Mercedes CLS Was bin ich?


Mercedes zeigt auf der IAA in Frankfurt ein Konzeptfahrzeug, Fachpublikum und Besucher finden es hübsch und kein Jahr später steht der CLS beim Händler. Eine tolle Vorstellung. Und so demokratisch.

Glaubt man der neusten Pressemitteilung aus Stuttgart, dann tickt so ein Autobauer denkbar einfach. Mercedes zeigt auf der Internationalen Automobilausstellung (IAA) in Frankfurt an einem Konzeptfahrzeug, wie eine Limousine mit einem Coupé verheiratet werden könnte. Fachpublikum und Besucher finden es hübsch und kein Jahr später steht der CLS beim Händler. Eine tolle Idee. Und so demokratisch.

Positive Resonanz

Leider aber völlig weltfremd. Ganz sicher haben sich die Schwaben über die positive Resonanz der "Vision CLS" gefreut. Die Entscheidung, den Wagen wirklich zu bauen, dürfte allerdings schon wesentlich früher gefallen sein. Gewissheit bringt ein Vergleich der "Vision" aus Frankfurt und des Serienmodells, das Mercedes auf dem Genfer Automobilsalon der Öffentlichkeit vorstellen wird. Die Unterschiede beschränken sich auf Details und vor allem die Ausstattung des Innenraums.

Detail-Änderungen

So ist der Kühlergrill des tatsächlichen CLS mit vier Chromleisten dekoriert, bei der Studie waren es nur drei. Auch findet sich im Stoßfänger des Serienmodells nun ein Verankerungspunkt für eine Abschleppöse, worauf man bei der Vision verständlicherweise verzichtet hat. Zusätzlich mussten die runden Nebelscheinwerfer des Konzeptfahrzeugs ovalen Leuchten weichen.

Neue Scheinwerfer-Form

Der Rest der Vision hat es praktisch unverändert in die Serie geschafft. Vor allem die bumerangförmigen Scheinwerfer sollten sich Mercedes-Fans ganz genau ansehen. Diese neue Leuchten-Form wird sich nach und nach bei allen neuen Mercedes-Modellen durchsetzen.

Es wächst zusammen, was nicht zusammen gehört

Der CLS soll das Platzangebot einer Limousine und die Sportlichkeit eines Coupés bieten. Das Beste aus zwei Welten. Oder: Es wächst zusammen, was nicht zusammen gehört. So hat ein Coupé für gewöhnlich nur zwei Türen und eine Limousine ein Stufenheck. Der CLS hat von allem etwas. Fond-Türen für die Passagiere auf den Rücksitzen und ein extrem abgeflachtes Stufenheck. Hinzu kommt ein ausgeprägtes Kuppeldach, das in bester Zweisitzer-Manier nur Platz für winzige Seitenscheiben lässt.

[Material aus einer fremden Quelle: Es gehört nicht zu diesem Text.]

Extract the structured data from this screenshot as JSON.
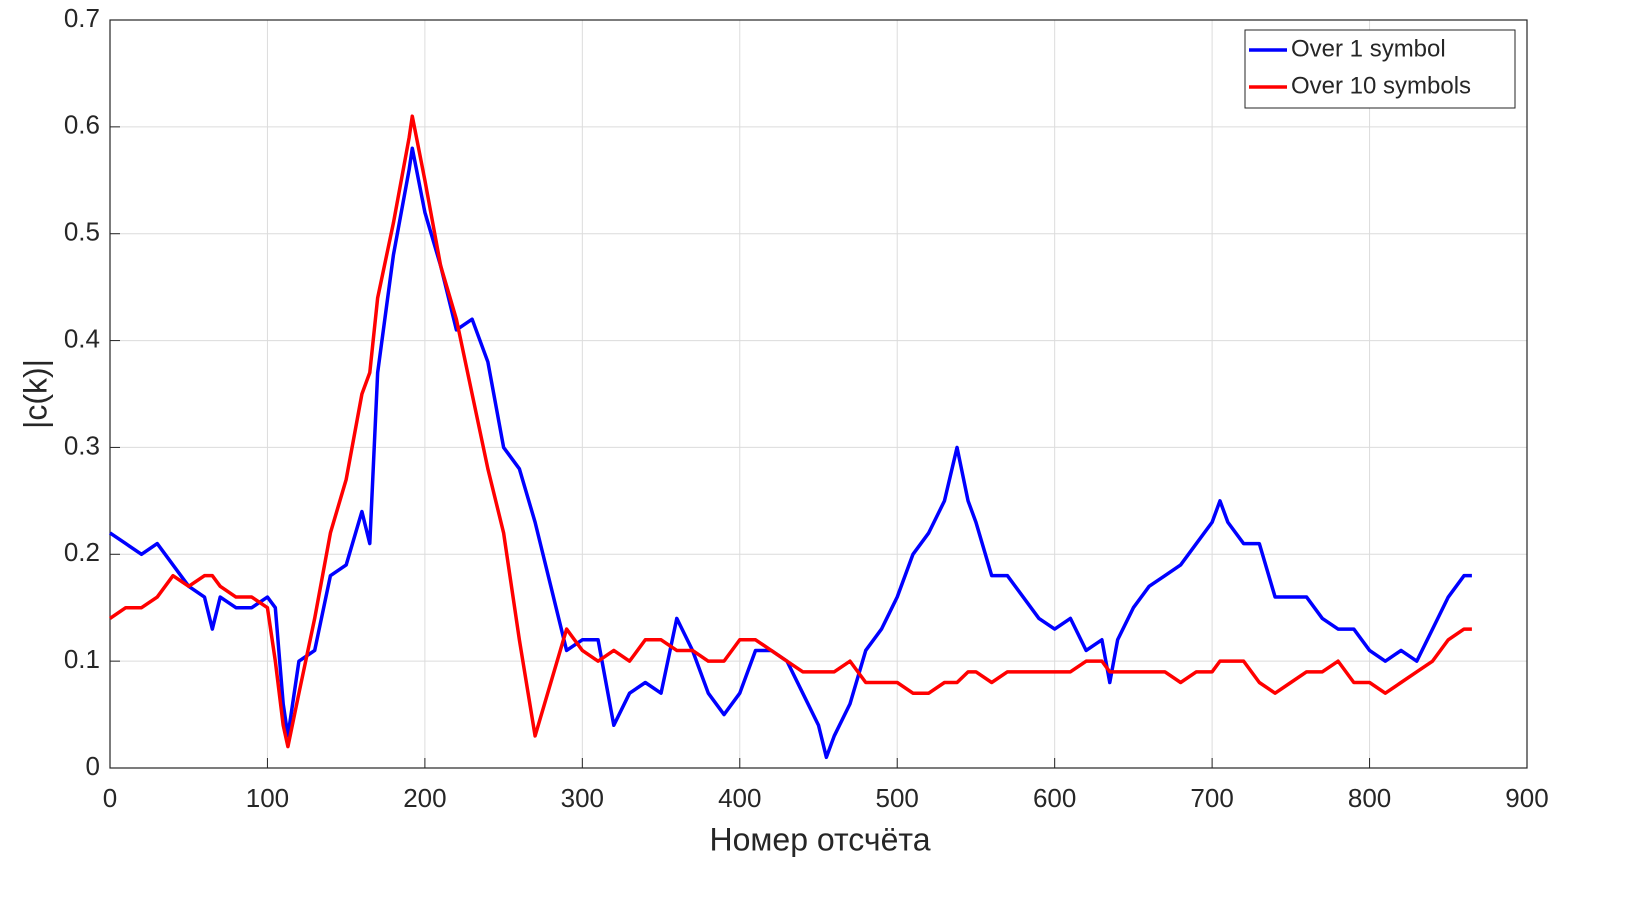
{
  "chart_data": {
    "type": "line",
    "xlabel": "Номер отсчёта",
    "ylabel": "|c(k)|",
    "x": [
      0,
      10,
      20,
      30,
      40,
      50,
      60,
      65,
      70,
      80,
      90,
      100,
      105,
      110,
      113,
      120,
      130,
      140,
      150,
      160,
      165,
      170,
      180,
      190,
      192,
      200,
      210,
      220,
      230,
      240,
      250,
      260,
      270,
      280,
      290,
      300,
      310,
      320,
      330,
      340,
      350,
      360,
      370,
      380,
      390,
      400,
      410,
      420,
      430,
      440,
      450,
      455,
      460,
      470,
      480,
      490,
      500,
      510,
      520,
      530,
      538,
      545,
      550,
      560,
      570,
      580,
      590,
      600,
      610,
      620,
      630,
      635,
      640,
      650,
      660,
      670,
      680,
      690,
      700,
      705,
      710,
      720,
      730,
      740,
      750,
      760,
      770,
      780,
      790,
      800,
      810,
      820,
      830,
      840,
      850,
      860,
      865
    ],
    "series": [
      {
        "name": "Over 1 symbol",
        "color": "#0000ff",
        "values": [
          0.22,
          0.21,
          0.2,
          0.21,
          0.19,
          0.17,
          0.16,
          0.13,
          0.16,
          0.15,
          0.15,
          0.16,
          0.15,
          0.06,
          0.03,
          0.1,
          0.11,
          0.18,
          0.19,
          0.24,
          0.21,
          0.37,
          0.48,
          0.56,
          0.58,
          0.52,
          0.47,
          0.41,
          0.42,
          0.38,
          0.3,
          0.28,
          0.23,
          0.17,
          0.11,
          0.12,
          0.12,
          0.04,
          0.07,
          0.08,
          0.07,
          0.14,
          0.11,
          0.07,
          0.05,
          0.07,
          0.11,
          0.11,
          0.1,
          0.07,
          0.04,
          0.01,
          0.03,
          0.06,
          0.11,
          0.13,
          0.16,
          0.2,
          0.22,
          0.25,
          0.3,
          0.25,
          0.23,
          0.18,
          0.18,
          0.16,
          0.14,
          0.13,
          0.14,
          0.11,
          0.12,
          0.08,
          0.12,
          0.15,
          0.17,
          0.18,
          0.19,
          0.21,
          0.23,
          0.25,
          0.23,
          0.21,
          0.21,
          0.16,
          0.16,
          0.16,
          0.14,
          0.13,
          0.13,
          0.11,
          0.1,
          0.11,
          0.1,
          0.13,
          0.16,
          0.18,
          0.18
        ]
      },
      {
        "name": "Over 10 symbols",
        "color": "#ff0000",
        "values": [
          0.14,
          0.15,
          0.15,
          0.16,
          0.18,
          0.17,
          0.18,
          0.18,
          0.17,
          0.16,
          0.16,
          0.15,
          0.1,
          0.04,
          0.02,
          0.07,
          0.14,
          0.22,
          0.27,
          0.35,
          0.37,
          0.44,
          0.51,
          0.59,
          0.61,
          0.55,
          0.47,
          0.42,
          0.35,
          0.28,
          0.22,
          0.12,
          0.03,
          0.08,
          0.13,
          0.11,
          0.1,
          0.11,
          0.1,
          0.12,
          0.12,
          0.11,
          0.11,
          0.1,
          0.1,
          0.12,
          0.12,
          0.11,
          0.1,
          0.09,
          0.09,
          0.09,
          0.09,
          0.1,
          0.08,
          0.08,
          0.08,
          0.07,
          0.07,
          0.08,
          0.08,
          0.09,
          0.09,
          0.08,
          0.09,
          0.09,
          0.09,
          0.09,
          0.09,
          0.1,
          0.1,
          0.09,
          0.09,
          0.09,
          0.09,
          0.09,
          0.08,
          0.09,
          0.09,
          0.1,
          0.1,
          0.1,
          0.08,
          0.07,
          0.08,
          0.09,
          0.09,
          0.1,
          0.08,
          0.08,
          0.07,
          0.08,
          0.09,
          0.1,
          0.12,
          0.13,
          0.13
        ]
      }
    ],
    "xlim": [
      0,
      900
    ],
    "xticks": [
      0,
      100,
      200,
      300,
      400,
      500,
      600,
      700,
      800,
      900
    ],
    "ylim": [
      0,
      0.7
    ],
    "yticks": [
      0,
      0.1,
      0.2,
      0.3,
      0.4,
      0.5,
      0.6,
      0.7
    ],
    "grid": true,
    "legend": "upper right"
  }
}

Dafür verspricht Mercedes den vier Insassen auf ihren Einzelsitzen so viel Platz wie in vergleichbaren Luxuslimousinen. Mindestens. Ganz abgesehen vom verschwenderisch eingebauten Wurzelholz und diversen Leder-Intarsien, die einem angenehmen Aufenthalt sicher nicht im Wege stehen.

Zwei Motoren zum Start

Unter die lange Motorhaube packen die Schwaben zunächst zwei Motoren. Getrieben von einem Sechszylinder sprintet der CLS 350 in sieben Sekunden von 0 auf 100 Sachen und soll sich dabei mit einem Durchschnittsverbrauch von 10,1 Litern begnügen.

Deutlich dynamischere Fahrleistungen verspricht der große CLS. Sein V8 schöpft aus fünf Litern Hubraum 306 PS und stemmt 460 Newtonmeter auf die Hinterachse. Mercedes selbst spricht von "Leistungsregionen reinrassiger Sportwagen wie dem SL-Roadster", die der CLS 500 erreichen soll.

Preis noch unklar

Was man für so eine "Coupésine" ab Herbst diesen Jahres bezahlen muss, darauf möchte man sich in Stuttgart noch nicht festlegen. Vielleicht lassen die Schwaben ja die Besucher des Automobilsalons über den Preis abstimmen. Das wäre originell. Und demokratisch.